One of the things I really like about Final Days, and about Cult Of Youth in general, is that it doesn’t really belong to any scene or emerging sound that you can name. They’re a band with no real peer. There’s not a whole lot of context for an album like this one outside of “it’s colder outside now.” Wolf In White Van, the excellent novel from Mountain Goats leader John Darnielle, tells the story of a man who spent much of his adolescence inhaling Conan novels, both the Robert E. Howard originals and the knockoffs that came after Howard’s death. He’s such a fan, in fact, that he answers ads in the back of fantasy magazines, ordering home-recorded cassettes from bands who were so similarly obsessed with Conan that they dedicated entire albums to him. Darnielle doesn’t waste a whole lot of time telling us how these tapes sounded; he lets the idea of them resonate in our own brains instead. More than anything being made right now, Final Days sounds, to me, the way I imagine one of those tapes sounding. It’s the sound of one man, rounding up his friends and setting them to work wrestling with ideas of savagery and blood and the abyss.
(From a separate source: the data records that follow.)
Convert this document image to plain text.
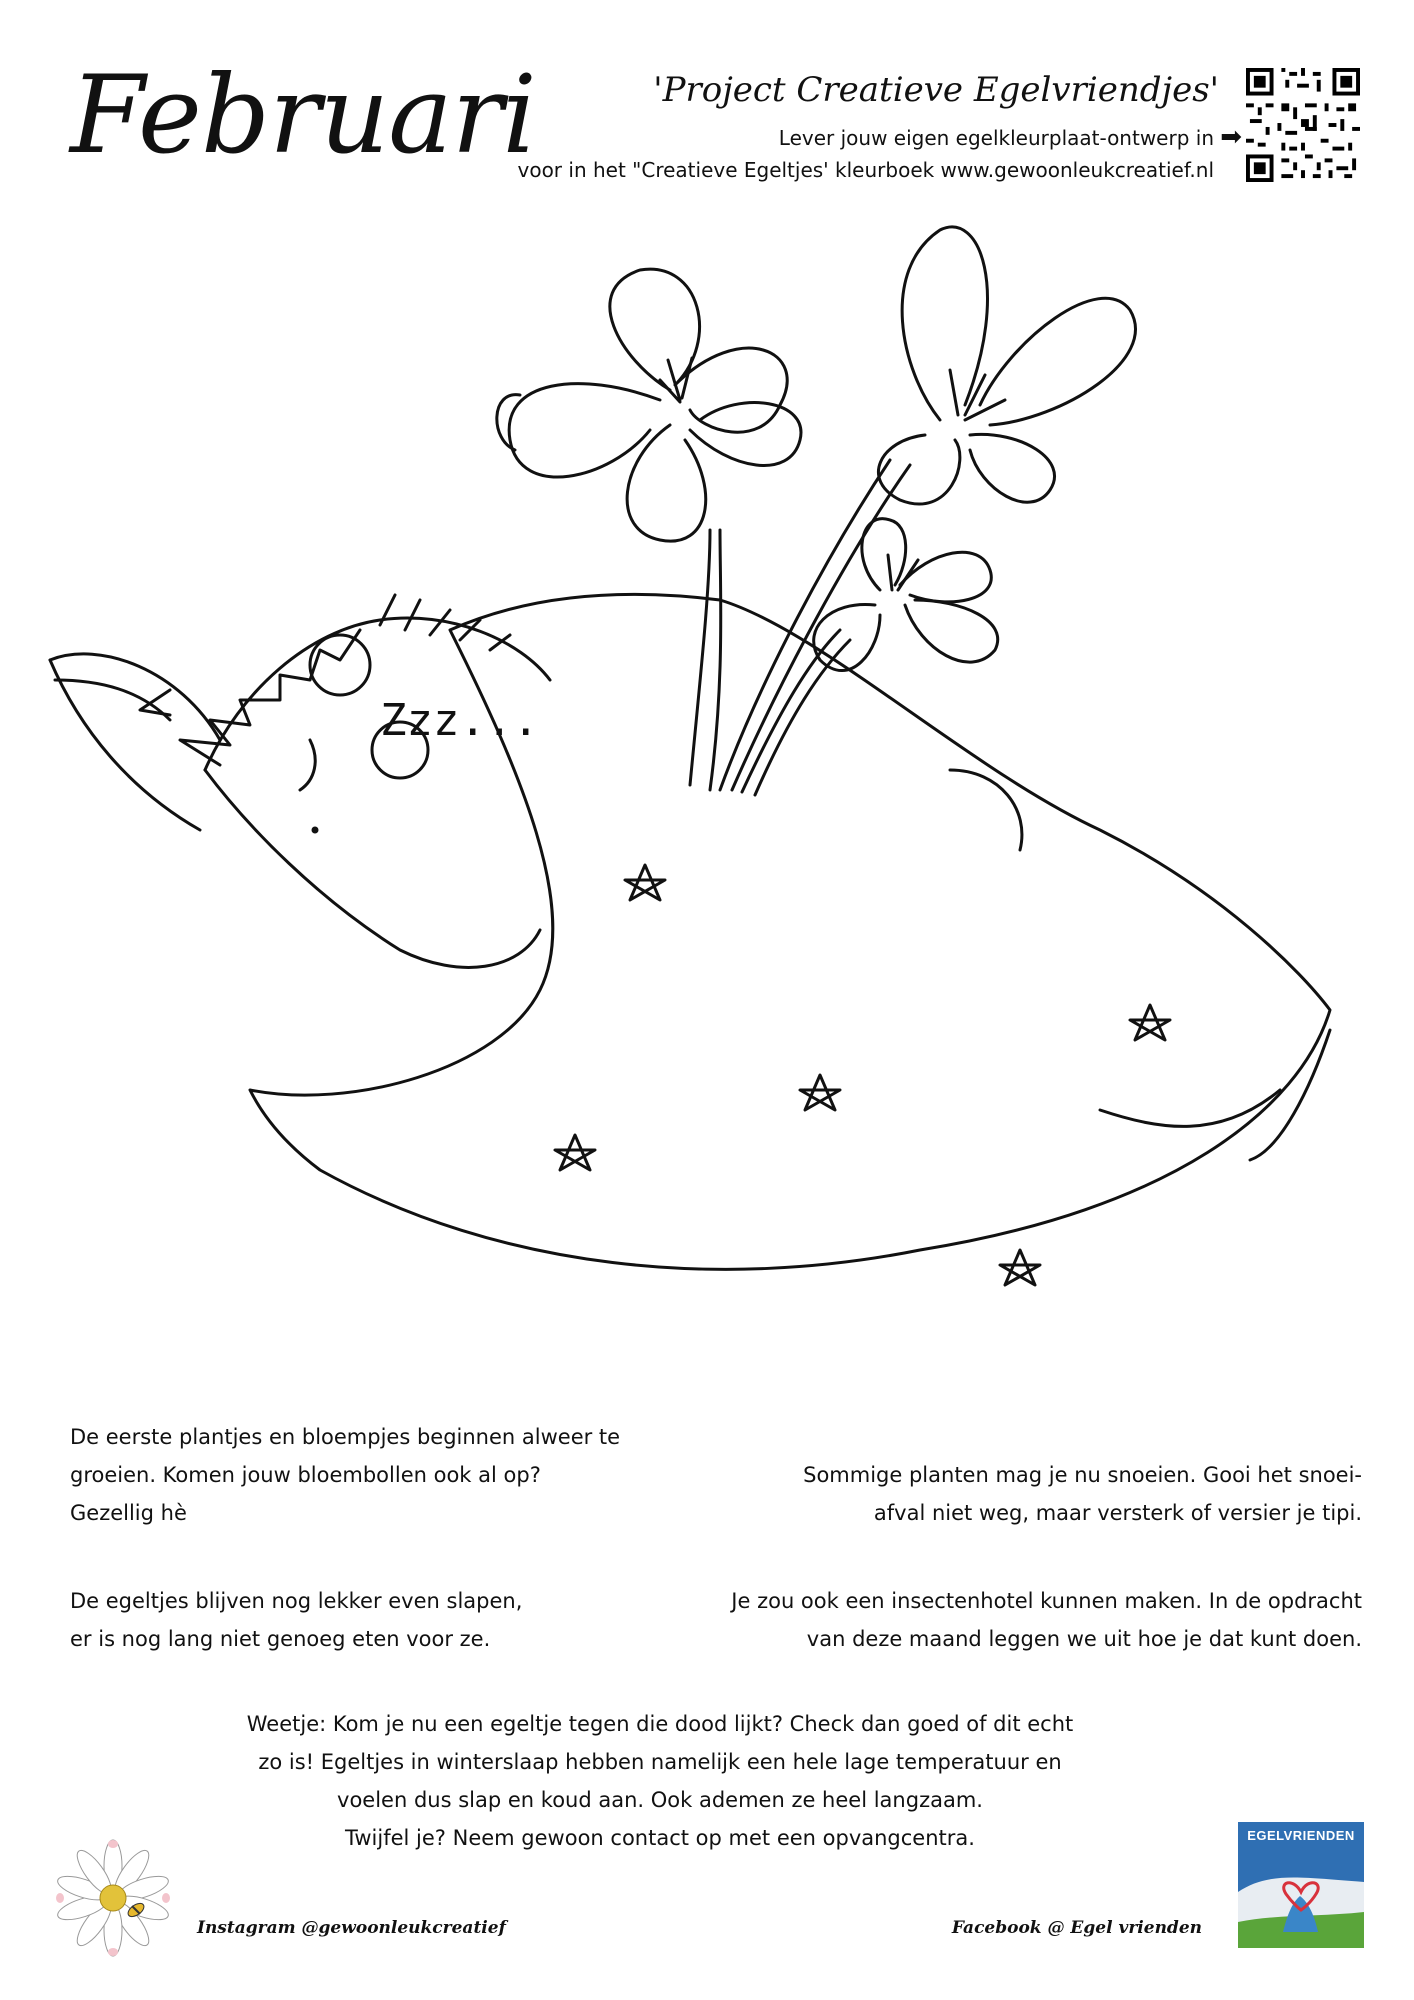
Februari	'Project Creatieve Egelvriendjes'
Lever jouw eigen egelkleurplaat-ontwerp in ➡
voor in het "Creatieve Egeltjes' kleurboek www.gewoonleukcreatief.nl
Zzz...
De eerste plantjes en bloempjes beginnen alweer te
groeien. Komen jouw bloembollen ook al op?
Gezellig hè
De egeltjes blijven nog lekker even slapen,
er is nog lang niet genoeg eten voor ze.
Sommige planten mag je nu snoeien. Gooi het snoei-
afval niet weg, maar versterk of versier je tipi.
Je zou ook een insectenhotel kunnen maken. In de opdracht
van deze maand leggen we uit hoe je dat kunt doen.
Weetje: Kom je nu een egeltje tegen die dood lijkt? Check dan goed of dit echt
zo is! Egeltjes in winterslaap hebben namelijk een hele lage temperatuur en
voelen dus slap en koud aan. Ook ademen ze heel langzaam.
Twijfel je? Neem gewoon contact op met een opvangcentra.
Instagram @gewoonleukcreatief	Facebook @ Egel vrienden
EGELVRIENDEN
It’s cold, dark, mean music, and it’s coming out at the time of year when we, collectively, need some of that.
Final Days is out now on Sacred Bones.
Other albums of note out today:
• Foo Fighters’ limp dude-rock travelogue Sonic Highways.
• Parquet Courts offshoot Parkay Quarts’ awesomely twitchy garage rocker Content Nausea.
• Big K.R.I.T.’s adventurous country-rap opus Cadillactica.
• Azealea Banks’ long-awaited, out-of-nowhere debut Broke With Expensive Taste.
• Mitski’s idiosyncratic, DIY debut Bury Me At Makeout Creek.
• The Men side project Dream Police’s synthy, psychedelic debut Hypnotized.
• Old Man Gloom’s dark, heavy, crushing The Ape Of God.
• Nots’ jagged, asskicking garage rock attack We Are Nots.
• Pink Floyd’s most-instrumental, supposedly-final The Endless River.
• Röyksopp’s album-length goodbye The Inevitable End.
• Marianne Faithfull’s grand, wizened Give My Love To London.
• A Pregnant Light’s omnivorous one-man black metal wallow My Game Doesn’t Have A Name.
• Damien Rice’s sensitive comeback My Favorite Faded Fantasy.
• The Hanged Man’s heaving, spitting dark-electro mini-album First Quarter Moon.
• Hail Mary Mallon’s insular indie-rap bugout Bestiary.
• Hookworms’ quirky space-rocker The Hum.
• King Gizzard & The Lizard Wizard’s scuzzy psych-rocker In In Your Mind Fuzz.
• Torn Hawk’s evocative instrumental sprawler Let’s Cry And Do Pushups At The Same Time.
• …And You Will Know Us By The Trail Of Dead’s grandly psychedelic IX.
• 2:54’s twinkling, brooding The Other I.
• Ex Cops’ glamorously shoegazey Daggers.
• Caddywhompus’ arty post-rocker Feathering A Nest.
• Mazes’ jittery, punked-up Wooden Aquarium.
• The New Basement Tapes’ Bob Dylan exhumation project Lost On The River.
• Usnea’s sludgy funeral doom hellstorm Random Cosmic Violence.
• Mark McGuire’s Noctilucence EP.
• YACHT’s Where Does This Disco? EP.
• BenZel’s MEN EP.
• Jon Hopkins’ Asleep Versions EP.
• Jacques Greene’s After Life, After Party EP.
• Carcass’ Surgical Remission/Surplus Steel EP.
• Hundred Waters’ Down From The Rafters Remix EP.